Eugene P. Ruehlmann, the Republican mayor from 1967 to 1971, said the Electoral Reform Commission set up by City Council is "focusing on the wrong thing.

"I am compelled to say that the changes we need in Cincinnati are not going to be brought about by electoral reform," he said. He said the city's economic problems are regional issues, and that Cincinnati represents a smaller part of the region now than it did when he was mayor and presided over an aborted attempt to move toward a metropolitan government.

"I am so sick and tired of the county and the city at loggerheads," Ruehlmann told the commission. "I would prefer to see all the time and energy you're spending on electoral reform devoted to solving that problem."

The 13-member panel is studying what would be the most radical changes to city government since the 1925 charter.
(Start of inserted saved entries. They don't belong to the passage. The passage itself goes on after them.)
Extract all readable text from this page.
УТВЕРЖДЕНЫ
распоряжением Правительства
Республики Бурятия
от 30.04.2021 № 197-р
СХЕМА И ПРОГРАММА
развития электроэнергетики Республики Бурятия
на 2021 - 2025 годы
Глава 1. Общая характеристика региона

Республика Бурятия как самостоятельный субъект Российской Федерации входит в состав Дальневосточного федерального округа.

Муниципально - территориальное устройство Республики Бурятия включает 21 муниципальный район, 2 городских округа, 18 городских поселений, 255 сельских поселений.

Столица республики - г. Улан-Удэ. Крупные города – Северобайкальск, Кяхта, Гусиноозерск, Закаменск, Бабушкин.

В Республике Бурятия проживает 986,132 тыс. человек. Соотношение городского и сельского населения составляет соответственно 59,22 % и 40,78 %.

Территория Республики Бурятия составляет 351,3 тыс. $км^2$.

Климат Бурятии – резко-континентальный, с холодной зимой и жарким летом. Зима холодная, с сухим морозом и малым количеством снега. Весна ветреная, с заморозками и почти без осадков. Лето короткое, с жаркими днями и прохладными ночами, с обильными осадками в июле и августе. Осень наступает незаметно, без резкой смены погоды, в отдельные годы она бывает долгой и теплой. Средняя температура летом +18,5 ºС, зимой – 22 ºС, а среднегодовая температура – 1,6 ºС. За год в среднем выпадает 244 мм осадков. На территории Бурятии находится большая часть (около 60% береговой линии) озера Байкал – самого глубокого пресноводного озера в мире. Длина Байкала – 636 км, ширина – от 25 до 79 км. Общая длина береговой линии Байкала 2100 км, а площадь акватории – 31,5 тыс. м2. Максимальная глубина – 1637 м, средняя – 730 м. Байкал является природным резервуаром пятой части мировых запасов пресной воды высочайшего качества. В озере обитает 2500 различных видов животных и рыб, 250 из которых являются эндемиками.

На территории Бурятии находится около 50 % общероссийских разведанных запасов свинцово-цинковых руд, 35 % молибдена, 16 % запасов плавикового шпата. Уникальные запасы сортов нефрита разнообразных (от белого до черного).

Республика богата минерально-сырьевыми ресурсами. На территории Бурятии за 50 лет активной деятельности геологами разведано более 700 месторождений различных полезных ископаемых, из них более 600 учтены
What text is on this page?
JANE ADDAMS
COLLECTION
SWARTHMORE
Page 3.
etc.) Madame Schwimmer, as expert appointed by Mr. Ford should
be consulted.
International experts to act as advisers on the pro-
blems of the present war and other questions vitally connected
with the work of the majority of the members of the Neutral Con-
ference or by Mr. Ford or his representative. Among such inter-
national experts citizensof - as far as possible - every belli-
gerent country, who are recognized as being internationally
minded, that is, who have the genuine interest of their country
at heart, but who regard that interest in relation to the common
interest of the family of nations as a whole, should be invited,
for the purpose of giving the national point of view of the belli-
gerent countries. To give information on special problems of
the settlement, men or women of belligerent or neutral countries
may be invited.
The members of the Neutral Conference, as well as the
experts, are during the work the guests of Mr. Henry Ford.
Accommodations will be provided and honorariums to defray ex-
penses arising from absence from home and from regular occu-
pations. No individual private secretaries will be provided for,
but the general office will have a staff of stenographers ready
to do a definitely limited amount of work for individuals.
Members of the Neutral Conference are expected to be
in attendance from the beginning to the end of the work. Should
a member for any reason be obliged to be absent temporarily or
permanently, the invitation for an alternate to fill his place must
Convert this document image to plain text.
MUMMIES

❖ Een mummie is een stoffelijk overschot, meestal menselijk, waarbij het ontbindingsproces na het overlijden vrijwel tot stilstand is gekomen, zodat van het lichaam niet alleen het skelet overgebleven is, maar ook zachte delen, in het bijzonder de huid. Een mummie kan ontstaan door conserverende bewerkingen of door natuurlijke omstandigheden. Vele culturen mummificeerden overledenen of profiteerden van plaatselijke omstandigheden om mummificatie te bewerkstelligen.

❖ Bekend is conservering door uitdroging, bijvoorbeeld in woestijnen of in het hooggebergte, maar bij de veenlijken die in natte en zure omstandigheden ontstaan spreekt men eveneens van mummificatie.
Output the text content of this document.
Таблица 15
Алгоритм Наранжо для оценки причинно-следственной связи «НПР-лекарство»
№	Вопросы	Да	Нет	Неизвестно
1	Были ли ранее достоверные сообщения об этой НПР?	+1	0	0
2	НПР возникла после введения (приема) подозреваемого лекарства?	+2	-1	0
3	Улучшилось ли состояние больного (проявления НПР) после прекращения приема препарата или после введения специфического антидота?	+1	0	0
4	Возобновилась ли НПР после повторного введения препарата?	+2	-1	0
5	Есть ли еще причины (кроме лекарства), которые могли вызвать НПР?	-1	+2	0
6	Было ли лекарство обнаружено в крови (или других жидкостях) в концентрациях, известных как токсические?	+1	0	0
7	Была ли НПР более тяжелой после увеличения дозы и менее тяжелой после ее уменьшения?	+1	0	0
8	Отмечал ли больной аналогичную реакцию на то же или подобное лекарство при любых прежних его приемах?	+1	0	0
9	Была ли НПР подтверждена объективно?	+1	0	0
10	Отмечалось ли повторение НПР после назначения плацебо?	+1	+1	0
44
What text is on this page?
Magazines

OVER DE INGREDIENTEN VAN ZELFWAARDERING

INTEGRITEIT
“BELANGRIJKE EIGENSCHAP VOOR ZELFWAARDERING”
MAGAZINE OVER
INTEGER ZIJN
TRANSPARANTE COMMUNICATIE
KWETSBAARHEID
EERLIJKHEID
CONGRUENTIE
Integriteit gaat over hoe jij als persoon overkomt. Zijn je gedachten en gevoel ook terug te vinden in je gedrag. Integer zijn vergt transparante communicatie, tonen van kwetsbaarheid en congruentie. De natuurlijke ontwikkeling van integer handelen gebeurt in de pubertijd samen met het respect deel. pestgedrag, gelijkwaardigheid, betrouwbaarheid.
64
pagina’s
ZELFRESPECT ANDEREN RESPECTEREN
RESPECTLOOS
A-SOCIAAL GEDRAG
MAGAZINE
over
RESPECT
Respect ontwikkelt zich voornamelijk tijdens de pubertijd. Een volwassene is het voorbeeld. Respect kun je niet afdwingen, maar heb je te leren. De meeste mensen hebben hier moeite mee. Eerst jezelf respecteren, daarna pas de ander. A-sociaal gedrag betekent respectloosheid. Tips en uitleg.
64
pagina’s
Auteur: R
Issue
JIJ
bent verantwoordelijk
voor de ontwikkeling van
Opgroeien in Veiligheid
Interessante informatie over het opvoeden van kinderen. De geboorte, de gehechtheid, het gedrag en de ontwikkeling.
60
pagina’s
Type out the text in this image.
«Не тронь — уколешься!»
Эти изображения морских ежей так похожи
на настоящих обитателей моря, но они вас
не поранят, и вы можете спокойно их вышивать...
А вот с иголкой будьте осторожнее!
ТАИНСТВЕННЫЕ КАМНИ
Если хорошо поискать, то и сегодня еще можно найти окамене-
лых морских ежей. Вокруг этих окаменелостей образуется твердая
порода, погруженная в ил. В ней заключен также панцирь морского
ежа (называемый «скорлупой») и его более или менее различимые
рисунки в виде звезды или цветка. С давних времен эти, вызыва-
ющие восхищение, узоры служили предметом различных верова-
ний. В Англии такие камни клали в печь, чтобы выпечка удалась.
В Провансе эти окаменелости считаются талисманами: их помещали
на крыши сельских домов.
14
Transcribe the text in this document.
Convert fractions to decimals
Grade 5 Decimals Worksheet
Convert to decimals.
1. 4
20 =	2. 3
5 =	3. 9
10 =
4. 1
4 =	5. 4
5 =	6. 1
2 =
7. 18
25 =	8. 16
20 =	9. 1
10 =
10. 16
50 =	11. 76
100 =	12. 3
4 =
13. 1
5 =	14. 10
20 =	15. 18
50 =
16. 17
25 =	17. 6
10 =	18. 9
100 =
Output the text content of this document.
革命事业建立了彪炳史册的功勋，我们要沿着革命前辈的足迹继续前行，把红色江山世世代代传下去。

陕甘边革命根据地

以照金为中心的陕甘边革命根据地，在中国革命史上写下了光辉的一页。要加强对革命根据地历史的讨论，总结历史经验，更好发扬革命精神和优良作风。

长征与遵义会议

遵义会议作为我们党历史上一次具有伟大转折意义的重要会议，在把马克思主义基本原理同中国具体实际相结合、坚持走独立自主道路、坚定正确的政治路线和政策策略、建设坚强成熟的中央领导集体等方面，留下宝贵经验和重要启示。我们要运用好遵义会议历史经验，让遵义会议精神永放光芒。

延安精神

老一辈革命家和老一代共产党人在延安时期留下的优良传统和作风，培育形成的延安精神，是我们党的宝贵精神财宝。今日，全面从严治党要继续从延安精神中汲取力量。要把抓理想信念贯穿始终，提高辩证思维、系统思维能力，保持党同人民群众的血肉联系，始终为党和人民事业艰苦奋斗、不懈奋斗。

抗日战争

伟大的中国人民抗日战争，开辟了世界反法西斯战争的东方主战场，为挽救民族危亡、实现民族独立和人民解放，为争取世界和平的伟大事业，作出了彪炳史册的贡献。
Options include a return to ward-by-ward elections and the elimination of the city manager.

At its second meeting Thursday, the commission brought in political scientists and elder statesmen of the city to better understand how the current political system developed and what the alternatives are.

Among them, there was greater support for the at-large system of elections or - at the extreme - a hybrid system that would include both citywide and district representation.

Former Councilman John J. Gilligan - who now serves on the Cincinnati Board of Education - said a district system wouldn't empower neighborhoods as much as supporters suggest.

"That's not power. Now you've got one person on City Council. The game remains to be played," he said. A district system would encourage "horse-trading" among ward councilmen, he said.

The commission will hold its first public hearing at 6 p.m. Oct. 16 at Jordan Crossing in Bond Hill.